Unfortunately, according to a report by Melbourne Business School and AT Kearney, Australian organisations fall behind the rest of the world in terms of maturity and impact (extracting real value from their data). The lack of engagement with data specialists and training could have a central role in this outcome.

While Data Literacy is a journey and not a destination we still need to take that first step towards it hence my take on how to start this journey.

Step 1: Data democratisation:

The definition by Brendan Marr (influencer and author of Big Data in Practice) around data democratisation’s meaning “…everybody has access to data and there are no gatekeepers that create a bottleneck at the gateway to the data” may sound scary for a lot of organisations. This sense of fear has its roots in not knowing how to manage data ingestion, growth and its use, elements that should be addressed in an overarching business data strategy.

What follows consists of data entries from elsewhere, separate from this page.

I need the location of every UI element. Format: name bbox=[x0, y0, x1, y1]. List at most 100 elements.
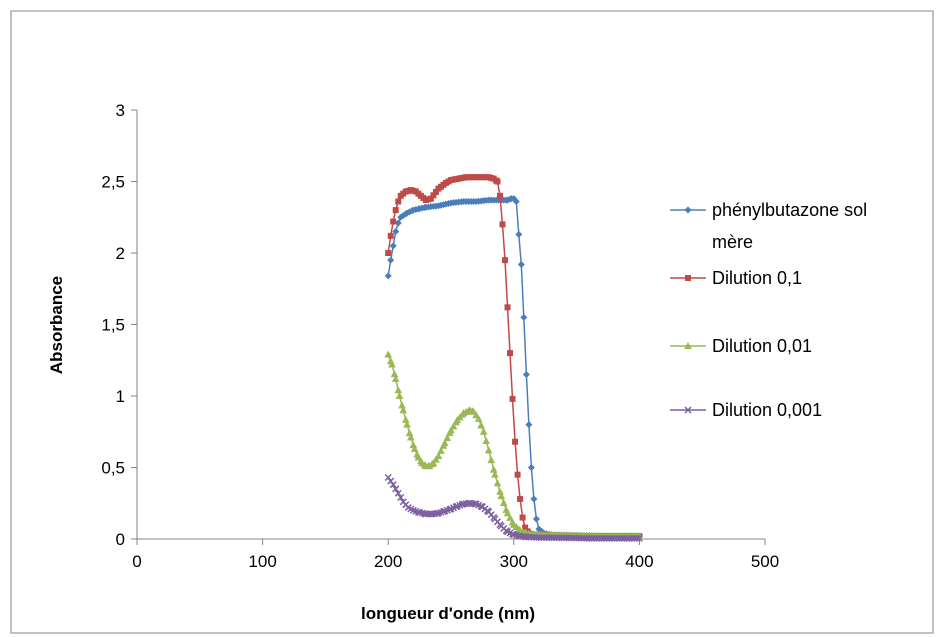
legend-label-line: mère bbox=[712, 232, 753, 252]
data-point bbox=[525, 421, 533, 429]
data-point bbox=[410, 444, 419, 452]
legend-marker bbox=[684, 206, 692, 214]
data-point bbox=[519, 514, 526, 521]
data-point bbox=[395, 198, 402, 205]
data-point bbox=[489, 465, 498, 473]
data-point bbox=[487, 456, 495, 464]
data-point bbox=[507, 350, 514, 357]
data-point bbox=[405, 429, 414, 437]
y-tick-label: 0 bbox=[116, 530, 125, 549]
data-point bbox=[394, 219, 402, 227]
legend-label: Dilution 0,1 bbox=[712, 268, 802, 288]
data-point bbox=[384, 272, 392, 280]
legend: phénylbutazone sol mère Dilution 0,1 Diluti… bbox=[670, 200, 867, 420]
y-axis-title: Absorbance bbox=[47, 276, 66, 374]
legend-marker bbox=[684, 342, 692, 349]
y-tick-label: 2,5 bbox=[101, 173, 125, 192]
y-tick-label: 3 bbox=[116, 101, 125, 120]
data-point bbox=[477, 421, 485, 429]
data-point bbox=[506, 513, 514, 521]
data-point bbox=[388, 360, 396, 368]
legend-item-3: Dilution 0,01 bbox=[670, 336, 812, 356]
data-point bbox=[503, 509, 512, 517]
data-point bbox=[504, 304, 511, 311]
data-point bbox=[397, 493, 405, 502]
data-point bbox=[479, 427, 488, 435]
data-point bbox=[399, 406, 408, 414]
y-tick-label: 1,5 bbox=[101, 316, 125, 335]
x-tick-label: 400 bbox=[625, 552, 653, 571]
data-point bbox=[493, 479, 502, 487]
data-point bbox=[496, 487, 504, 495]
x-tick-label: 200 bbox=[374, 552, 402, 571]
data-point bbox=[502, 257, 509, 264]
data-point bbox=[403, 420, 411, 428]
data-point bbox=[432, 188, 439, 195]
data-point bbox=[394, 489, 402, 497]
data-point bbox=[447, 426, 455, 434]
series-4 bbox=[384, 473, 643, 542]
legend-label-line: phénylbutazone sol bbox=[712, 200, 867, 220]
data-point bbox=[515, 230, 523, 238]
data-point bbox=[391, 374, 400, 382]
data-point bbox=[440, 439, 449, 447]
data-point bbox=[437, 446, 445, 454]
data-point bbox=[443, 434, 452, 442]
x-tick-label: 100 bbox=[248, 552, 276, 571]
data-point bbox=[387, 256, 395, 264]
data-point bbox=[512, 198, 520, 206]
legend-marker bbox=[685, 275, 691, 281]
legend-item-1: phénylbutazone sol mère bbox=[670, 200, 867, 252]
data-point bbox=[389, 242, 397, 250]
series-layer bbox=[384, 174, 644, 542]
data-point bbox=[430, 192, 437, 199]
data-point bbox=[532, 515, 540, 523]
data-point bbox=[522, 524, 529, 531]
x-tick-label: 500 bbox=[751, 552, 779, 571]
data-point bbox=[496, 192, 503, 199]
data-point bbox=[392, 207, 399, 214]
data-point bbox=[494, 178, 501, 185]
x-tick-label: 0 bbox=[132, 552, 141, 571]
data-point bbox=[512, 438, 519, 445]
data-point bbox=[474, 414, 483, 422]
legend-label: Dilution 0,001 bbox=[712, 400, 822, 420]
data-point bbox=[635, 534, 643, 542]
data-point bbox=[387, 477, 395, 485]
legend-label: phénylbutazone sol mère bbox=[712, 200, 867, 252]
data-point bbox=[517, 495, 524, 502]
legend-item-2: Dilution 0,1 bbox=[670, 268, 802, 288]
y-tick-label: 0,5 bbox=[101, 459, 125, 478]
data-point bbox=[384, 350, 392, 358]
legend-label: Dilution 0,01 bbox=[712, 336, 812, 356]
data-point bbox=[401, 415, 410, 423]
data-point bbox=[398, 401, 406, 409]
axes: 0 0,5 1 1,5 2 2,5 3 0 100 200 300 400 500 bbox=[101, 101, 779, 571]
data-point bbox=[429, 459, 438, 467]
data-point bbox=[530, 495, 538, 503]
legend-item-4: Dilution 0,001 bbox=[670, 400, 822, 420]
data-point bbox=[509, 395, 516, 402]
data-point bbox=[491, 470, 499, 478]
data-point bbox=[390, 218, 397, 225]
data-point bbox=[434, 452, 443, 460]
data-point bbox=[390, 370, 399, 378]
data-point bbox=[432, 455, 440, 463]
data-point bbox=[395, 392, 404, 399]
x-axis-title: longueur d'onde (nm) bbox=[361, 604, 535, 623]
data-point bbox=[517, 260, 525, 268]
data-point bbox=[389, 481, 397, 489]
data-point bbox=[394, 386, 403, 394]
data-point bbox=[384, 473, 392, 482]
legend-marker bbox=[684, 406, 692, 414]
data-point bbox=[633, 534, 641, 542]
y-tick-label: 2 bbox=[116, 244, 125, 263]
y-axis-title-group: Absorbance bbox=[47, 276, 66, 374]
data-point bbox=[497, 492, 506, 500]
data-point bbox=[514, 471, 521, 478]
data-point bbox=[392, 228, 400, 236]
y-tick-label: 1 bbox=[116, 387, 125, 406]
data-point bbox=[392, 485, 400, 493]
x-tick-label: 300 bbox=[500, 552, 528, 571]
data-point bbox=[484, 446, 493, 454]
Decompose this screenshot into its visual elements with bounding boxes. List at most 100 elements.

A common element in data strategies (and proven effective) has been the creation of a centre of excellence to keep the use of data somehow simplified. This centre of excellence should have a goal to drive adoption of data usage which is made possible by owning data accuracy, curation and governance. Just keep in mind that having a clear goal for the centre of excellence will avoid the trap of such centre becoming the new gatekeepers or bottlenecks in the new way of organisational data harnessing.

While data democratisation is no easy step I would invite all businesses to engage sooner rather than later.

Step 2: Up-Skill

It's no secret that continuous training makes happier employees, there’s also evidence that in long-term it saves the organisation money. In addition to these benefits training staff also creates a learning culture within the business which is the basic ingredient for innovation and business process improvement.

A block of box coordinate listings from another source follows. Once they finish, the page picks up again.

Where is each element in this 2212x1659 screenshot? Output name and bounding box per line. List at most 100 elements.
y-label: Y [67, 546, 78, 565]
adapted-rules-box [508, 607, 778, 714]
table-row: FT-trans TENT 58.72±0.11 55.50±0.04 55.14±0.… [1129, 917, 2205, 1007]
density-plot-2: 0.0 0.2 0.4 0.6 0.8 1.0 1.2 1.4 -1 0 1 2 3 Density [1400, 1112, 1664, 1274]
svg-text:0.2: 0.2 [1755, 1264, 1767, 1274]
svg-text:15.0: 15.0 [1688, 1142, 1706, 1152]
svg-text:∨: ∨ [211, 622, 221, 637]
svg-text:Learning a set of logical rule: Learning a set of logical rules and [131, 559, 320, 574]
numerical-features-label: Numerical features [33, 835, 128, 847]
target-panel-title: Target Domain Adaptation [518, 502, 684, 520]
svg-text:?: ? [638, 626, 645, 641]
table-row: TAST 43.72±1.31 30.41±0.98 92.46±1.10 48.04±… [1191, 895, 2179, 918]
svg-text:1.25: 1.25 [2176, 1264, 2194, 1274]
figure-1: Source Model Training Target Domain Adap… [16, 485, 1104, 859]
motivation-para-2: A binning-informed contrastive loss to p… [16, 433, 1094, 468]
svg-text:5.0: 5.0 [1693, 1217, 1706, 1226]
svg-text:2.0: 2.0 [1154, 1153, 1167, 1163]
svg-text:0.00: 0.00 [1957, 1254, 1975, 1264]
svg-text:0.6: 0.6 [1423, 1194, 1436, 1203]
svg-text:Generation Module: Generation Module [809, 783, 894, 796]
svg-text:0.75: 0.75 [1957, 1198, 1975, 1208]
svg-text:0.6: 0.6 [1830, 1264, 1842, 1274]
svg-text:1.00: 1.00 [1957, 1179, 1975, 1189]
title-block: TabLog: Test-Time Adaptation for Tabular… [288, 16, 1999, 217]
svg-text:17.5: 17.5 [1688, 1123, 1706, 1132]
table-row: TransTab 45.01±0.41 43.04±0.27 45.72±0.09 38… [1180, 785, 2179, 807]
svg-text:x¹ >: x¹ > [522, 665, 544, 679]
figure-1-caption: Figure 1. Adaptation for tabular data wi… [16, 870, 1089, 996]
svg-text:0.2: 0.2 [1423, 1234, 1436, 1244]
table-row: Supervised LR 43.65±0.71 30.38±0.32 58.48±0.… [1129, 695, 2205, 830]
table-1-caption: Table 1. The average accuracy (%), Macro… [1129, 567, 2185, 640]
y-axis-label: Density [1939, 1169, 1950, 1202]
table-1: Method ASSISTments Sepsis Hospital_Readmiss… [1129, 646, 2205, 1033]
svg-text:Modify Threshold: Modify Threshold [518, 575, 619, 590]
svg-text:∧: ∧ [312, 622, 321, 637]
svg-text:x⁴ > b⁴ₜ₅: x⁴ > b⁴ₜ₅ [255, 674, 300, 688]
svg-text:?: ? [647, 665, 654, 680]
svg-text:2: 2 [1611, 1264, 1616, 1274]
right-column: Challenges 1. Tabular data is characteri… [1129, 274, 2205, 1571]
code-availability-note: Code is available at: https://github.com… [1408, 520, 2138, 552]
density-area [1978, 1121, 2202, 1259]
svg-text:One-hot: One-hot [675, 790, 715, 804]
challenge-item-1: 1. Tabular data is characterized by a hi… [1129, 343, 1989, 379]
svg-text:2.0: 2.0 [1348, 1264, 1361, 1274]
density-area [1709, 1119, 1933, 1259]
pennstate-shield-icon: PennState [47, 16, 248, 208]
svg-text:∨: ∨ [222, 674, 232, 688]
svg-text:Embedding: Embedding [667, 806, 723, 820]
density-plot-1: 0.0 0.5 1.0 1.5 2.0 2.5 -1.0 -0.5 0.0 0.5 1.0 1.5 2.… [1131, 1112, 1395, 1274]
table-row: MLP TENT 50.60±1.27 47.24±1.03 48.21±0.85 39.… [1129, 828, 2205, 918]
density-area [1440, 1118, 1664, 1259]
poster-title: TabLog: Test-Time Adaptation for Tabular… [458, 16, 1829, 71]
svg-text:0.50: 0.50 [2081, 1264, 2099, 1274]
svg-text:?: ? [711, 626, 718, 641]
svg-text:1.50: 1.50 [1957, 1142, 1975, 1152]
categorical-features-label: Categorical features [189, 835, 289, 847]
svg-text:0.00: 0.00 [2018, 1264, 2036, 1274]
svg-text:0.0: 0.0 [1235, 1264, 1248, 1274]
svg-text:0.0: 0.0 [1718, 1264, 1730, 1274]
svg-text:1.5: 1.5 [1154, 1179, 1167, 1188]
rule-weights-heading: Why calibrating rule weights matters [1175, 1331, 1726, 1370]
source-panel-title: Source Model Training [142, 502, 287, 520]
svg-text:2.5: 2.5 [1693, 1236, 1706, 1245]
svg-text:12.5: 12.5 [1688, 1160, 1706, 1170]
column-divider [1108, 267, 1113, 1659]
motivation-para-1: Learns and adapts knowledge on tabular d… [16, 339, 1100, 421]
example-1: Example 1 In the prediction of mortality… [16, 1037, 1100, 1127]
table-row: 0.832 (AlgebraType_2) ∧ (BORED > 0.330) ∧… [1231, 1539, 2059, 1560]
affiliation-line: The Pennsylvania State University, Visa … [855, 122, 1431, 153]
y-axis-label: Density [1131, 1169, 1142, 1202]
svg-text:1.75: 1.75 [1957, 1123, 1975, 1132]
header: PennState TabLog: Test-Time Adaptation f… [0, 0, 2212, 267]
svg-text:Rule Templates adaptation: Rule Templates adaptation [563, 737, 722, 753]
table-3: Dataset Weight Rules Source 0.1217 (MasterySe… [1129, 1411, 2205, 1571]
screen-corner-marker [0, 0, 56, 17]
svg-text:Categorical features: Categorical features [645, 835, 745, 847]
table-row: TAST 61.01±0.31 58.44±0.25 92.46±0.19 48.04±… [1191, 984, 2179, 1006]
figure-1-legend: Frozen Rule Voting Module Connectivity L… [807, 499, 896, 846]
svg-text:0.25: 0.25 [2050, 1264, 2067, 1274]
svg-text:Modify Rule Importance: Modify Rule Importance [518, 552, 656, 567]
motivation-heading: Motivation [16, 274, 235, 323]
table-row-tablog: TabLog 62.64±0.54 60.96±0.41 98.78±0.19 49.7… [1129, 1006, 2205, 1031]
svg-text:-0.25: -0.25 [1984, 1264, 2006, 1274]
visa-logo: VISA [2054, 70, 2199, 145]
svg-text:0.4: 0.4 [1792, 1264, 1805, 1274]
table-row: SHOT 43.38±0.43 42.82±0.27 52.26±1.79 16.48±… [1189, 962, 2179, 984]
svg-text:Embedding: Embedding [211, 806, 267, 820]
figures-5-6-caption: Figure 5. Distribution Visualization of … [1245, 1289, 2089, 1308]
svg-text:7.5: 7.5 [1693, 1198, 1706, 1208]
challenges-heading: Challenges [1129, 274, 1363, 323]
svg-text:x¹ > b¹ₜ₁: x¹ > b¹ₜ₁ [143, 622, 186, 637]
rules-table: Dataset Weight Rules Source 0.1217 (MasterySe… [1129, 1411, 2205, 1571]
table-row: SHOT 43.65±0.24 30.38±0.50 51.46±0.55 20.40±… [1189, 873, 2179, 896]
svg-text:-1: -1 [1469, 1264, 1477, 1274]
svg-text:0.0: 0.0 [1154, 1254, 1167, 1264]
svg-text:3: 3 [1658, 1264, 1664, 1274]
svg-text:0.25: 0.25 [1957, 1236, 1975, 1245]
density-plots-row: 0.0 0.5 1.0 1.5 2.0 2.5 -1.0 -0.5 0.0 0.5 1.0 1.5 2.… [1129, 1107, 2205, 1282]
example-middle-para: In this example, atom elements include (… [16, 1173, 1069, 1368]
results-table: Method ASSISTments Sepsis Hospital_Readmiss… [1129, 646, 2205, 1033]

In order for business users to understand how to interpret data, metrics, and the results of statistical models they don’t need to become data scientist or statisticians themselves, however formal training to develop an understanding of these concepts should never be disregarded. This set of skills combined with their current business knowledge will ignite the engine that will take them to the next level. Within organisations, there’s also the need for the right framework and tools to get to them there. This means that, elaborate spreadsheets and fancy slide presentation will not get very far in a data analysis rich environment. The need for self-service data analytics and visualisations tools has never been more obvious.

Step 3: Challenge:

Involving staff in the decision-making process offers an avenue for increasing business users’ engagement level, they will feel they have a greater stake in the direction of teams and also the business as a whole. Organisations should institute a data based discussion forum where business users are encouraged to argue based on data interpretations and facts, not pure opinions. This could increase their feeling of ownership and accountability for the results of the discussion by preparing them to organise and present data to suit a particular audience to influence, persuade or just inform, communicating data (sometimes complex) in plain language.

Challenging business users to draw meaning out of data is also a way of promoting innovation and creativity within the business which could lead to ideas that can help the organisation grow. Setting a culture of innovation in the organisation.